Voici maintenant la troisième des neuf queues d’Hubert Gariépy, telle que rédigées par Rémy Potvin (texte reproduit de plus en plus avec la permission de l’auteur). Je me permets, à ce sujet, de faire remarquer à mes lecteurs que je ne suis ici que le messager. Ce sont les textes de Rémy que je publie, et non une quelconque élucubration de ma part. Je ne suis pas en train de perdre ou de m’enfler la tête, je rends service. Ce n’est pas la même chose.
Or donc, attablés devant des Black and Tan et des verres de Glenmorangie, Hubert et Rémy regardent la faune locale. Toutes ces femmes et une seule queue, oui. Décidément, c’est une manie.
Hubert reprend son énumération.
— Ma quatrième queue sera ornée. Une queue baroque, rococo à ses extrémités, avec des tatouages jusqu’au bout du gland. D’immenses dessins en feront le tour.

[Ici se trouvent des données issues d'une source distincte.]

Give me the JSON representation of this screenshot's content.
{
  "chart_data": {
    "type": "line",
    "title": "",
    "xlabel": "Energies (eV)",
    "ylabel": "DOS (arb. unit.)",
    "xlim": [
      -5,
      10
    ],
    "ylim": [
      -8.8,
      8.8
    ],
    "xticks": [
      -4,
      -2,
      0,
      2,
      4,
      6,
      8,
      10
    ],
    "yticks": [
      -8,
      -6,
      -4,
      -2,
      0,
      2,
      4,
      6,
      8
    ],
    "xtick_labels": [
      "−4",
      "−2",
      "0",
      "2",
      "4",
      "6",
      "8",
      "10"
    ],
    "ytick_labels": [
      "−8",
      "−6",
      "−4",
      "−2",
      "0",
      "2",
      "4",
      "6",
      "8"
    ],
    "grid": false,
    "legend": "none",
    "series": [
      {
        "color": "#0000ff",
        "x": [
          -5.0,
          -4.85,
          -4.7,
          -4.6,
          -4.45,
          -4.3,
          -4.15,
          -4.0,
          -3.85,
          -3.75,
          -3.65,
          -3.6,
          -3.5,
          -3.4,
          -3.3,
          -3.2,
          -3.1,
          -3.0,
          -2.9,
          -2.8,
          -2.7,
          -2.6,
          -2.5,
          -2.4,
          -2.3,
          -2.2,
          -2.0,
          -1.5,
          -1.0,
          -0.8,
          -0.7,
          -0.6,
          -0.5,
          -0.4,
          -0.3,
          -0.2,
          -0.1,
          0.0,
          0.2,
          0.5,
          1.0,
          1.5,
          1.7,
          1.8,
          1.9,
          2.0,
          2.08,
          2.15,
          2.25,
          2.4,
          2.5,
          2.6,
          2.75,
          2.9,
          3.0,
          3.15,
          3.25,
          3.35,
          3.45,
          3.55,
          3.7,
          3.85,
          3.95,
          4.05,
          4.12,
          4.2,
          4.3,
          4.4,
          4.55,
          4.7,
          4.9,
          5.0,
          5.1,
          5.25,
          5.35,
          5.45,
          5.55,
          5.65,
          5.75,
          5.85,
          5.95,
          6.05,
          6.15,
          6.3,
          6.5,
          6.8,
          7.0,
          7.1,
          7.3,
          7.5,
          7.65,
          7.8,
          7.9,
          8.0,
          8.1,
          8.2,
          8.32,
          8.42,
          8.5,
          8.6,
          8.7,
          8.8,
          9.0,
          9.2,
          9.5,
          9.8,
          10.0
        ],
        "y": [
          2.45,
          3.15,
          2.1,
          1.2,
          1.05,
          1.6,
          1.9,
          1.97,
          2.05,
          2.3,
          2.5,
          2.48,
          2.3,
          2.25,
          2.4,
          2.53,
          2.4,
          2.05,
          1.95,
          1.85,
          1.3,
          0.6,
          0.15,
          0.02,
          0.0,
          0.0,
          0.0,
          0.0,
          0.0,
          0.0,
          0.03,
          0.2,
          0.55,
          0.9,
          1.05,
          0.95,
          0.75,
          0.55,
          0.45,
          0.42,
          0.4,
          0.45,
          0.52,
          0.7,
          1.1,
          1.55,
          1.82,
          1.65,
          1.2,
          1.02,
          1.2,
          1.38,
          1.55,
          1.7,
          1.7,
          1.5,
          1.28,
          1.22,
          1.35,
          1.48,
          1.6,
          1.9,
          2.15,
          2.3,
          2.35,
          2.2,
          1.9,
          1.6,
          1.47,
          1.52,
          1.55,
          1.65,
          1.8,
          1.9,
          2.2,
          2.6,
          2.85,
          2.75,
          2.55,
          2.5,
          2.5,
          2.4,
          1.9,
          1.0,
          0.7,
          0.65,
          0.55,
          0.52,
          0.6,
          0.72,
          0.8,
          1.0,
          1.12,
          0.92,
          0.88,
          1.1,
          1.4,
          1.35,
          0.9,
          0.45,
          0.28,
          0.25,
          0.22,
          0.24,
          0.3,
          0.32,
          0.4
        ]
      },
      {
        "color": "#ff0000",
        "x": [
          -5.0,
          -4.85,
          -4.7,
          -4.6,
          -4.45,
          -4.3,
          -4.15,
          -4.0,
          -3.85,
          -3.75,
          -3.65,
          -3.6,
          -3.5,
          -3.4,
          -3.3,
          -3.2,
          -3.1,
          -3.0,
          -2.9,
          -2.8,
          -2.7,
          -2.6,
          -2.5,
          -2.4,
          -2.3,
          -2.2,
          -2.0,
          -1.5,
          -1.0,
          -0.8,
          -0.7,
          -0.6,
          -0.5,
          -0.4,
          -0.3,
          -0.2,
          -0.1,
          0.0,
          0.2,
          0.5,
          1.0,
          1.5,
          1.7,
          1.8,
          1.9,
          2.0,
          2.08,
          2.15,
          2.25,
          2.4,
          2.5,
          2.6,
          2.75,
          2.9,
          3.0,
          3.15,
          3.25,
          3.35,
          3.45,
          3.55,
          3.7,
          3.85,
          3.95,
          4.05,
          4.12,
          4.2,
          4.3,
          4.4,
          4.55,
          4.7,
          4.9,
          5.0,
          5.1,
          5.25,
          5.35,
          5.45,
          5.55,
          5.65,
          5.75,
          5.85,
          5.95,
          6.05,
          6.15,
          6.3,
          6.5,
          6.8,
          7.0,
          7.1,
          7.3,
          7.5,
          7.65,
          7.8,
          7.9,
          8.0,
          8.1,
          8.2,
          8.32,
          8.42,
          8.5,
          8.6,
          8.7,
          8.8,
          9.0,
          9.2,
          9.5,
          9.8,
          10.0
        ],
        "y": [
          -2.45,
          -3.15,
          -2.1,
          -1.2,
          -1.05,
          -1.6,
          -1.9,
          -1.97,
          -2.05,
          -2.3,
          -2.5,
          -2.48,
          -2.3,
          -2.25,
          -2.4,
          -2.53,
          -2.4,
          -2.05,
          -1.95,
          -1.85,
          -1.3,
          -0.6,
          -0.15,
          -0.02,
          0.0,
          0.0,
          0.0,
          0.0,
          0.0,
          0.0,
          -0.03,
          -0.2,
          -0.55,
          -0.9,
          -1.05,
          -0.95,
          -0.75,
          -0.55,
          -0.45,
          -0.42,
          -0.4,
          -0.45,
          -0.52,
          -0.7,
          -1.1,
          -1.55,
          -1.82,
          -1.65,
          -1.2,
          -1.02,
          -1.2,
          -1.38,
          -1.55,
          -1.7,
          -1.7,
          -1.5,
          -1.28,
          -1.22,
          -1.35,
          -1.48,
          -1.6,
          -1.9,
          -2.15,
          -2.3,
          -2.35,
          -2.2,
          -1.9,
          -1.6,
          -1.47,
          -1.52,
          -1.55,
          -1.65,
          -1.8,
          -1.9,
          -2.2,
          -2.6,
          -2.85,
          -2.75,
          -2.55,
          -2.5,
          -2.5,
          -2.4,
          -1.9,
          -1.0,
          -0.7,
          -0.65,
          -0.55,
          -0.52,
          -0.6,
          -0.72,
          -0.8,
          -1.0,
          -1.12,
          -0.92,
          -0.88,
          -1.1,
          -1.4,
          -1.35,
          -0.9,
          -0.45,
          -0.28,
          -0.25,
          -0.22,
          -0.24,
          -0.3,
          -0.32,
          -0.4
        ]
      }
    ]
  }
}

— Un tatouage sur ta queue ?
— Imagine un arbre ou une plante qui prend racine dans mon sexe et qui se développe à la grandeur de mon corps. Pas un tatouage cheap fait dans un tattoo parlour de la rue Sainte-Catherine. Non, un tatouage dessiné par un artiste, une forme ésotérique aux pouvoirs insoupçonnés. J’irai chercher les encres dans les endroits les plus reculés. En Malaisie et en Thaïlande. Le bleu viendra de Turquie, le rouge, du Pérou, et le vert, des forêts amazoniennes.
— Ça servira à quoi ?
— Tu te souviens de L’homme tatoué de Ray Bradbury, le recueil de nouvelles ? Les personnes qui contemplaient les tatouages du héros étaient projetées littéralement dans l’histoire qui en était à l’origine. Elles étaient hypnotisées et revivaient les scènes comme si elles y étaient.
— C’était une fiction…
— Mes neuf queues aussi ! Et celle-là sera au cœur d’une œuvre d’art. Je vois des lignes rouges et noires, des dorures et des veines nacrées, comme si mon sexe était un arbre de vie. Et ce n’est pas tout. J’ajouterai des boucles et des piercings. Des tiges d’acier qui traverseront le gland et des anneaux de métal qui encercleront les testicules. À la base de ma verge, je me ferai mettre des cerceaux, tu sais, comme les femmes en Afrique qui se font étirer le cou avec des colliers.
— Tu ne penses pas que cela fera fuir les femmes ?
— Au contraire. Ma queue ainsi dotée sera une merveille et les femmes ne pourront s’empêcher de vouloir l’adorer. Il suffira qu’elles en aperçoivent ne serait-ce que l’ombre pour les faire entrer en transe. L’aura dema queue, spécimen unique au monde, sera incommensurable ! On en fera une religion. On viendra prier à mes pieds. C’est la nouvelle incarnation du Phallus Hubertus.
— Tu y vas fort.
— Ma queue tatouée deviendra le symbole par excellence de la culture et, ainsi, de l’idéal humain. Qu’est-ce qui nous sépare de l’animal ?
— Pas grand-chose, si j’écoute ma blonde…
— C’est la culture. L’art. Nous maquiller ou nous tatouer le corps sont des façons de signifier notre appartenance non seulement à un groupe, mais plus fondamentalement encore à l’espèce humaine. Ma queue tatouée sera l’incarnation même de notre espèce ! Ce n’est pas rien, je t’assure.
— Tu ne crains pas d’avoir l’air ridicule ?
— Et les Maoris ? Leurs tatouages enveloppent leur corps comme un gant. Le mien sera simplement orné en plus d’or et de jade. Je serai un dieu.